Is it normal to want to chew your own hamstrings off after radiation sessions to blast away a tumour on your L-1 vertebrae? Asking for a friend, mind you.
I kid. Largely. We're four sessions into our set of 10 designed do away with the cancer that's taken refuge in my back. The first three days featured about a two-hour stretch afterwards where it did feel like hamstrings were seizing up. I took some Advil before today's treatment and we're doing better with that.
I decline comment on the number of Advil I took. Yes, even to you mother.
I spoke with a radiation techie who felt that the pain was tied to swelling in my lower back from the radiation. He said to monitor it, and report it of course if it began to get worse. It seem to set off any major alarm bells for him.
Other than that, we're muddling along nicely. Sessions take about eight minutes from start to finish. It's about the same as when we had by the end of our 20-session turn for the original tumour in the T-2 in 2010.
The top photo is the current master blaster. The second photo is the version that dealt with the tumour 13 years ago.
You get a on table and this new machine circles around you. Does the full lap. I'm not sure if it takes a break on my lap for lunch. Stop that. That's mean.
The first machine brought you up on a table and just blasted away from one position, if I remember correctly.
I worked the first three days of this little episode but my plan is to take a few days off and rest up.We'll see what happens next. The newspaper has been understanding, as always.
I felt well enough today to have lunch with Vancouver Canucks ratio play-by-play broadcaster Brendan Batchelor. (This shameless name drop brought to you by me being friends with Bif Naked.)
We get the weekend off from treatment and Monday, too, since B.C. Cancer counts that as its holiday for staff.

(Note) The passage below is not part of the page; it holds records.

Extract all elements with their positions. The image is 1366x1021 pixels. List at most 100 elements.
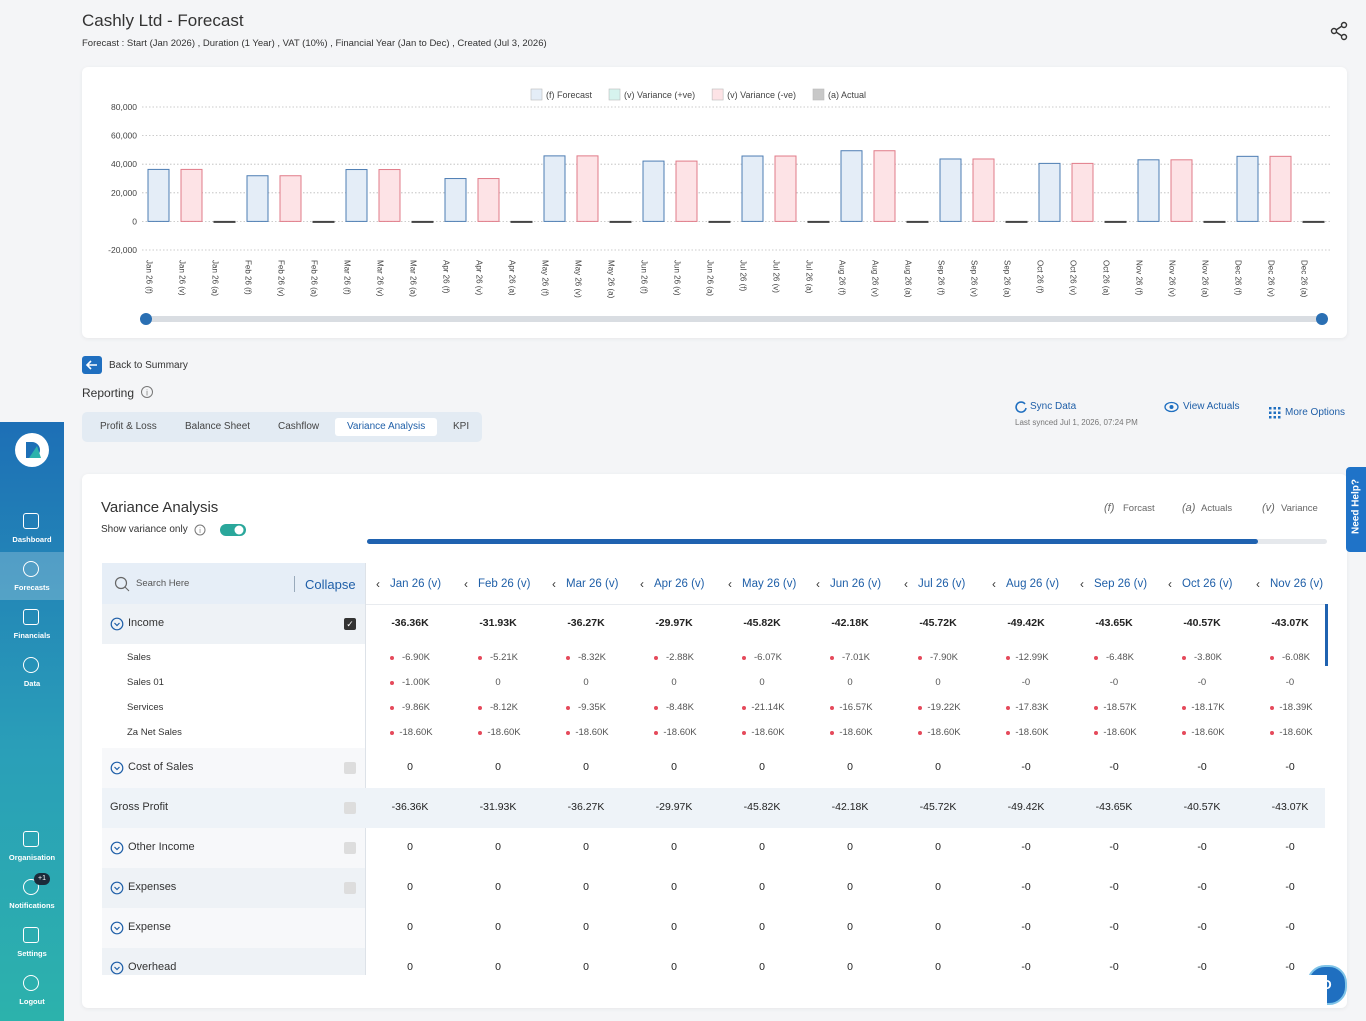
nav-icon[interactable] — [23, 561, 39, 577]
range-handle[interactable] — [140, 313, 152, 325]
row-checkbox[interactable] — [344, 802, 356, 814]
toggle[interactable]: i — [193, 523, 249, 537]
scroll-thumb[interactable] — [367, 539, 1258, 544]
column-header[interactable]: May 26 (v) — [742, 578, 797, 590]
nav-label[interactable]: Logout — [19, 997, 45, 1006]
legend-label: (f) Forecast — [546, 90, 593, 100]
column-header[interactable]: Feb 26 (v) — [478, 578, 531, 590]
bar — [642, 160, 665, 222]
bar — [1236, 155, 1259, 222]
expand-icon[interactable] — [110, 617, 124, 631]
column-header[interactable]: Aug 26 (v) — [1006, 578, 1060, 590]
back-link[interactable]: Back to Summary — [109, 360, 188, 371]
cell-value: -2.88K — [666, 651, 694, 663]
cell-value: 0 — [583, 961, 589, 973]
bar — [444, 178, 467, 222]
variance-dot — [1094, 705, 1098, 710]
cell-value: -18.60K — [927, 726, 961, 738]
cell-value: 0 — [935, 961, 941, 973]
cell-value: 0 — [847, 761, 853, 773]
nav-label[interactable]: Dashboard — [12, 535, 52, 544]
variance-dot — [918, 705, 922, 710]
row-checkbox[interactable] — [344, 882, 356, 894]
variance-dot — [1182, 655, 1186, 660]
nav-icon[interactable] — [23, 609, 39, 625]
nav-icon[interactable] — [23, 831, 39, 847]
column-header[interactable]: Oct 26 (v) — [1182, 578, 1233, 590]
nav-label[interactable]: Financials — [13, 631, 51, 640]
expand-icon[interactable] — [110, 761, 124, 775]
cell-value: 0 — [935, 676, 941, 688]
variance-dot — [566, 705, 570, 710]
bar — [1071, 162, 1094, 222]
report-tab[interactable]: Profit & Loss — [100, 421, 157, 432]
nav-icon[interactable] — [23, 657, 39, 673]
collapse-button[interactable]: Collapse — [305, 577, 356, 592]
v-scroll[interactable] — [1325, 604, 1328, 666]
row-checkbox[interactable]: ✓ — [344, 618, 356, 630]
column-header[interactable]: Jan 26 (v) — [390, 578, 442, 590]
cell-value: -43.65K — [1095, 617, 1133, 629]
column-header[interactable]: Sep 26 (v) — [1094, 578, 1148, 590]
column-header[interactable]: Mar 26 (v) — [566, 578, 619, 590]
logo[interactable] — [15, 433, 49, 467]
cell-value: 0 — [407, 881, 413, 893]
bar — [807, 220, 830, 223]
cell-value: -0 — [1285, 881, 1295, 893]
expand-icon[interactable] — [110, 961, 124, 975]
report-tab[interactable]: Balance Sheet — [185, 421, 251, 432]
help-label[interactable]: Need Help? — [1350, 479, 1362, 535]
column-header[interactable]: Nov 26 (v) — [1270, 578, 1324, 590]
nav-icon[interactable] — [23, 927, 39, 943]
help-tab[interactable]: Need Help? — [1346, 467, 1366, 552]
cell-value: -0 — [1109, 921, 1119, 933]
column-header[interactable]: Jul 26 (v) — [918, 578, 966, 590]
column-header[interactable]: Jun 26 (v) — [830, 578, 882, 590]
cell-value: -6.08K — [1282, 651, 1310, 663]
nav-label[interactable]: Data — [23, 679, 41, 688]
cell-value: -9.35K — [578, 701, 606, 713]
nav-icon[interactable] — [23, 975, 39, 991]
row-checkbox[interactable] — [344, 762, 356, 774]
report-tab[interactable]: Cashflow — [278, 421, 320, 432]
report-tab[interactable]: KPI — [453, 421, 470, 432]
nav-icon[interactable] — [23, 513, 39, 529]
cell-value: -31.93K — [479, 801, 517, 813]
expand-icon[interactable] — [110, 881, 124, 895]
sidebar — [0, 422, 64, 1021]
row-checkbox[interactable] — [344, 842, 356, 854]
column-divider — [365, 563, 366, 975]
search-input[interactable]: Search Here — [136, 578, 190, 589]
nav-icon[interactable] — [23, 879, 39, 895]
report-tab[interactable]: Variance Analysis — [335, 418, 438, 436]
bar — [741, 155, 764, 222]
nav-label[interactable]: Notifications — [9, 901, 55, 910]
expand-icon[interactable] — [110, 841, 124, 855]
cell-value: 0 — [847, 921, 853, 933]
x-tick-label: Sep 26 (a) — [1003, 260, 1012, 298]
view-actuals-button[interactable]: View Actuals — [1183, 401, 1240, 412]
cell-value: -0 — [1285, 761, 1295, 773]
share-icon[interactable] — [1330, 21, 1350, 41]
column-header[interactable]: Apr 26 (v) — [654, 578, 705, 590]
chart: -20,000 0 20,000 40,000 60,000 80,000 (f) Fore… — [108, 88, 1330, 325]
cell-value: -0 — [1109, 676, 1119, 688]
row-bg — [102, 788, 1325, 828]
row-label: Income — [128, 617, 165, 629]
variance-dot — [1006, 655, 1010, 660]
back-button[interactable] — [82, 356, 102, 374]
range-handle[interactable] — [1316, 313, 1328, 325]
nav-label[interactable]: Organisation — [8, 853, 56, 862]
x-tick-label: Nov 26 (a) — [1201, 260, 1210, 298]
bar — [312, 220, 335, 223]
nav-label[interactable]: Settings — [17, 949, 47, 958]
row-item-label: Sales 01 — [127, 676, 164, 688]
sync-button[interactable]: Sync Data — [1030, 401, 1077, 412]
column-chevron: ‹ — [552, 577, 556, 591]
column-chevron: ‹ — [728, 577, 732, 591]
expand-icon[interactable] — [110, 921, 124, 935]
nav-label[interactable]: Forecasts — [14, 583, 50, 592]
cell-value: -0 — [1109, 841, 1119, 853]
x-tick-label: Apr 26 (f) — [442, 260, 451, 294]
more-options-button[interactable]: More Options — [1285, 407, 1346, 418]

I see a radiologist next week as well as getting blasted, so we'll have some more info then.
We do have a PET scan booked for January already. The hope has been that the 10-radiation sessions will be done with this bout with cancer. It took us six months in hospital and eight operations to get through Round 1 in 2010-11, and a stem cell transplant to get through Round 2 in 2017, so two-plus weeks seems mighty simple, if that's what it winds up being.